[CMake] CMake with Lua Experiment

Brandon Van Every bvanevery at gmail.com
Wed Nov 28 14:35:11 EST 2007


On Nov 28, 2007 1:28 PM, Alexander Neundorf <a.neundorf-work at gmx.net> wrote:
> On Wednesday 28 November 2007, Brandon Van Every wrote:
> > On Nov 28, 2007 3:17 AM, E. Wing <ewmailing at gmail.com> wrote:
> > > Right now I think it's just an experiment to see how things might
> > > work, how much effort would be involved, and how much of an impedance
> > > mismatch there will be with how things are currently done. It sounds
> > > like things may not progress any further unless a real long term
> > > vision for CMake is developed and embraced.
> >
> > Gee you want one of those?  :-)  Here's one: happy, shiny programmers
> > using a happy, shiny, fullblown programming language to implement
> > entire build systems
>
> I for one really don't want that.
> I don't want a full blown programming language in my build scripts. I don't
> want to understand actual programs when looking at build files. IMO it is ok
> that the cmake language is limited, this way you don't end up with programs
> as build files.
> This is what can happen if you use scons, then you have programs as build
> scripts. And everybody can program something more fancy. IMO this is wrong
> for a build system.
>
> Still having some type of variable scoping would be nice to have :-)

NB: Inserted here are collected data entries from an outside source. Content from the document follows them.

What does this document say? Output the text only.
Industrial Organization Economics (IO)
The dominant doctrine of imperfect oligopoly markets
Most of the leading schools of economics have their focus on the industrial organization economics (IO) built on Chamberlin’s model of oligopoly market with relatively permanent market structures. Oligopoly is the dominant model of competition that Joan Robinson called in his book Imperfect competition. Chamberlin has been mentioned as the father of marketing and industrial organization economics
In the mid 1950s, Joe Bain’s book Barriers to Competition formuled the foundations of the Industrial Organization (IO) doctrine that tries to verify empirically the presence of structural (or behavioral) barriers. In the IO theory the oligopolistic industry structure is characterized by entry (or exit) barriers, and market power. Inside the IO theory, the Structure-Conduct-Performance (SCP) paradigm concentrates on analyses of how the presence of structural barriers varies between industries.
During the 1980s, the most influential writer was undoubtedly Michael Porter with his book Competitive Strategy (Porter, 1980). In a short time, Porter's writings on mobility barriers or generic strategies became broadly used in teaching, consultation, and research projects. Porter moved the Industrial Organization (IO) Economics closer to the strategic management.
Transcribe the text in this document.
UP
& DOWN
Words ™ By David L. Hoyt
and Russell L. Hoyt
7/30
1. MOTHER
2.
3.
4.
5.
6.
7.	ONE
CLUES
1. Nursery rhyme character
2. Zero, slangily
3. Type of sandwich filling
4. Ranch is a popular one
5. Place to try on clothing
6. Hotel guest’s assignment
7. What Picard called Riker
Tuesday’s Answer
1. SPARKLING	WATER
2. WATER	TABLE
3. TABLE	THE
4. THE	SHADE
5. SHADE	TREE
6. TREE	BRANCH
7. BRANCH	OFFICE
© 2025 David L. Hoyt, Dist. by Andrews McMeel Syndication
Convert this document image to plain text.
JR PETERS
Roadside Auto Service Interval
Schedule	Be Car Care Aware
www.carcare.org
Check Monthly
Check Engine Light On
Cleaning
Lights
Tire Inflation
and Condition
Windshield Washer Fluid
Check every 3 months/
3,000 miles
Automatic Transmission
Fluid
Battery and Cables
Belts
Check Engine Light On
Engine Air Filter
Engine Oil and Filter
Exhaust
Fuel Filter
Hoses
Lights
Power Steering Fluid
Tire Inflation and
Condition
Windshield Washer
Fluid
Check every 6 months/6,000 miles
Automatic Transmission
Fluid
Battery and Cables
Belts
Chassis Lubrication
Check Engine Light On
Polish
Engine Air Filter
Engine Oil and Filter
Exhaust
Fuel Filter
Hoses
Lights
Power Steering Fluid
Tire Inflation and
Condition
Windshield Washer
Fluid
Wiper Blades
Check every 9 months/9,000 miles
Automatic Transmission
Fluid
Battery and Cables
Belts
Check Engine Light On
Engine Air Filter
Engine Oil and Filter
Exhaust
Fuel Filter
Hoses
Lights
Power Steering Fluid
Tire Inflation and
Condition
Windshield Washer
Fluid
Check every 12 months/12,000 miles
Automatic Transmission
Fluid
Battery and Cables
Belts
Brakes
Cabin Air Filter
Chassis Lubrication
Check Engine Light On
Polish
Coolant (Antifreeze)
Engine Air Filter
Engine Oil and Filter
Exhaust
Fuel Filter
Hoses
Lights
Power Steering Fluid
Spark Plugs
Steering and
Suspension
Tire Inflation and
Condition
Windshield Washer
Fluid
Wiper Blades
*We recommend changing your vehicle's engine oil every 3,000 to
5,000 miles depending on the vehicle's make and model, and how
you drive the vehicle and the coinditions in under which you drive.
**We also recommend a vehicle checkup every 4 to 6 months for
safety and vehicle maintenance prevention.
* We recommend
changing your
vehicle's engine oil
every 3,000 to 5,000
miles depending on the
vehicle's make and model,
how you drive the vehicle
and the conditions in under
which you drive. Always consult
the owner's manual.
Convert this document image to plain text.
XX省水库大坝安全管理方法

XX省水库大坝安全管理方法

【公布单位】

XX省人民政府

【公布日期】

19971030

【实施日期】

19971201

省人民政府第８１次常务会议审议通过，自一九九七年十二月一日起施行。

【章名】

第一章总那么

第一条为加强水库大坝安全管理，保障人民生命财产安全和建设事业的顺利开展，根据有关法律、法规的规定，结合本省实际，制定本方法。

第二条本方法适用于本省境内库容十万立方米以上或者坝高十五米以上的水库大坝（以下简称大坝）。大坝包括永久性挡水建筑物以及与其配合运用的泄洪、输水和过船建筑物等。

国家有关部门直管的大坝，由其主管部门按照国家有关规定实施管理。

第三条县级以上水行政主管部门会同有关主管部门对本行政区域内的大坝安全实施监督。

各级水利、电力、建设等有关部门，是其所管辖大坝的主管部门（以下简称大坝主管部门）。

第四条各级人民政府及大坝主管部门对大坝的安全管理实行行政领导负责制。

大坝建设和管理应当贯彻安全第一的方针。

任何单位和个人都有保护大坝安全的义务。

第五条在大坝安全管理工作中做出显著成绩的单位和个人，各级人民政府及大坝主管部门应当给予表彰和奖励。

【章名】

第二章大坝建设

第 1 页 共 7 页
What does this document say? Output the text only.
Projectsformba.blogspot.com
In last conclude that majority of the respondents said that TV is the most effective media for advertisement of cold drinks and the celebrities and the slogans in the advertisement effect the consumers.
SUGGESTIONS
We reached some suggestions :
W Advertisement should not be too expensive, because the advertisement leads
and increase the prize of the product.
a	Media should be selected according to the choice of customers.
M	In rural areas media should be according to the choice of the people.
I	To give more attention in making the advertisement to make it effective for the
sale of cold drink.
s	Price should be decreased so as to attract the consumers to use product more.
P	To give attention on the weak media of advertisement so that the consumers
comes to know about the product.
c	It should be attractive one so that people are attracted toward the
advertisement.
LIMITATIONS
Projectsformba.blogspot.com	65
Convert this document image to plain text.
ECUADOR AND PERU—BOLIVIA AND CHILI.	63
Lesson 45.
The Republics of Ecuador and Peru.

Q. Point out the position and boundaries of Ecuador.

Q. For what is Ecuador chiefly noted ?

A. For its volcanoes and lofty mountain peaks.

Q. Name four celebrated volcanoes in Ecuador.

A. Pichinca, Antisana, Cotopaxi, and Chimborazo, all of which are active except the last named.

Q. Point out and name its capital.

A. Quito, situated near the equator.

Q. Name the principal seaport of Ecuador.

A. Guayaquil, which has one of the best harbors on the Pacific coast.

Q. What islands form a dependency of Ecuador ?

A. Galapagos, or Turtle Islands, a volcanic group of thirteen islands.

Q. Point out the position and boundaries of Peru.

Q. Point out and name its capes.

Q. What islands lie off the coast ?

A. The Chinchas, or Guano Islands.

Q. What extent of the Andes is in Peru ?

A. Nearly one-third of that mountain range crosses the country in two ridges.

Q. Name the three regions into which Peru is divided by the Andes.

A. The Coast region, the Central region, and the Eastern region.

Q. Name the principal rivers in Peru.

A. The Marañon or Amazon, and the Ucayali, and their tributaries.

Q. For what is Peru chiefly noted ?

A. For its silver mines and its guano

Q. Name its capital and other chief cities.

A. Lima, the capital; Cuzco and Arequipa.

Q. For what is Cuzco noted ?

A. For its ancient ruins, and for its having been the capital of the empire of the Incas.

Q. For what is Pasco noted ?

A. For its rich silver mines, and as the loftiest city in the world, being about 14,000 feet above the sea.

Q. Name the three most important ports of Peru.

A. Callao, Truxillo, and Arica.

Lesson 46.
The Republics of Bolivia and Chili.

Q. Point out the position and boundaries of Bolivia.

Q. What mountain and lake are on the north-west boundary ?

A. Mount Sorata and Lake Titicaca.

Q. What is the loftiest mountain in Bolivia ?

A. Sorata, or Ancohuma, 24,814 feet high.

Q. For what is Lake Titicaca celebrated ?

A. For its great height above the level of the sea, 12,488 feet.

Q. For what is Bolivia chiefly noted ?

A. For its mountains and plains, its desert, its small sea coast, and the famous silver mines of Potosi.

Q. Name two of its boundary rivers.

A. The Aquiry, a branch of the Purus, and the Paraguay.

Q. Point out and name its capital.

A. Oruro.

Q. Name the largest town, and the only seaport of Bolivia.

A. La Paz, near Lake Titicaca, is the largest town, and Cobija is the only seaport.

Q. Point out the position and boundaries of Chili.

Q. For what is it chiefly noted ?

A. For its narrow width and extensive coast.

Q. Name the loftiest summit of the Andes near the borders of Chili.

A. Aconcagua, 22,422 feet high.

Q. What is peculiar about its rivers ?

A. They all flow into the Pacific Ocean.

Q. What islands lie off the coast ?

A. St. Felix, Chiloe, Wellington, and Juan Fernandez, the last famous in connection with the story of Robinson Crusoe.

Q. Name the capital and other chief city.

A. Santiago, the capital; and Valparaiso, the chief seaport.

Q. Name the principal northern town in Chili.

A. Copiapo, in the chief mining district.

I somewhat agree with you.  I'm not a fan of "here's this tweaky thing
you can do in Lua or Ruby."  The few times I've tried to be "helpful"
when a group was trying to get their build system off the ground (was
it OpenSceneGraph or G3D, I forget?) I railed against programmatic
approaches.  It's way easier for me to understand straight CMake
script than a pile of gratuitous abstractions that some programmer
thought would be kewl.

*However*, the need for robust scoping has been proven in my own and
other people's work.  As far as I'm concerned it's not just a "nice to
have" item.   Strategically, over the next 10 years, it is an
essential item to have.  Or CMake will someday be regarded as an
unacceptable toy, incapable of meeting the complexity requirements of
the software of the day.  CMake is currently ahead of the competition
in terms of capabilities; over the long haul, that happy fact is not
guaranteed.  Just as we all hate Autoconf now, if CMake is not
forwards-looking as far as capabilities, someday we will all hate
CMake. [*]

Because I see the need for scoping at present, I'm willing to concede
the possibility that Object Orientation, or some other higher level
organizational paradigm, may be needed in the future.  I don't know at
what point in the future, and I expect later rather than sooner, but
nevertheless technology marches on.  ASM code gave way to C code, C
code gave way to C++ code, C++ code gave way to Java code.  Each
generation of programmers claimed a lack of need, and each generation
is consistently proven to be partly wrong.  The old technologies and
paradigms persist, but new technologies and paradigms emerge and
capture large chunks of programmer marketshare.

I'm sensitive to the imperatives of marketshare.  I want more money in
CMake consulting.  I want more money in Open Source cross-pollenation
between Unix and Windows.  So, if "fancier programming constructs"
make a tool vastly more popular, I take that into consideration.

[*] Frankly some people hate CMake now, and they don't make it a secret.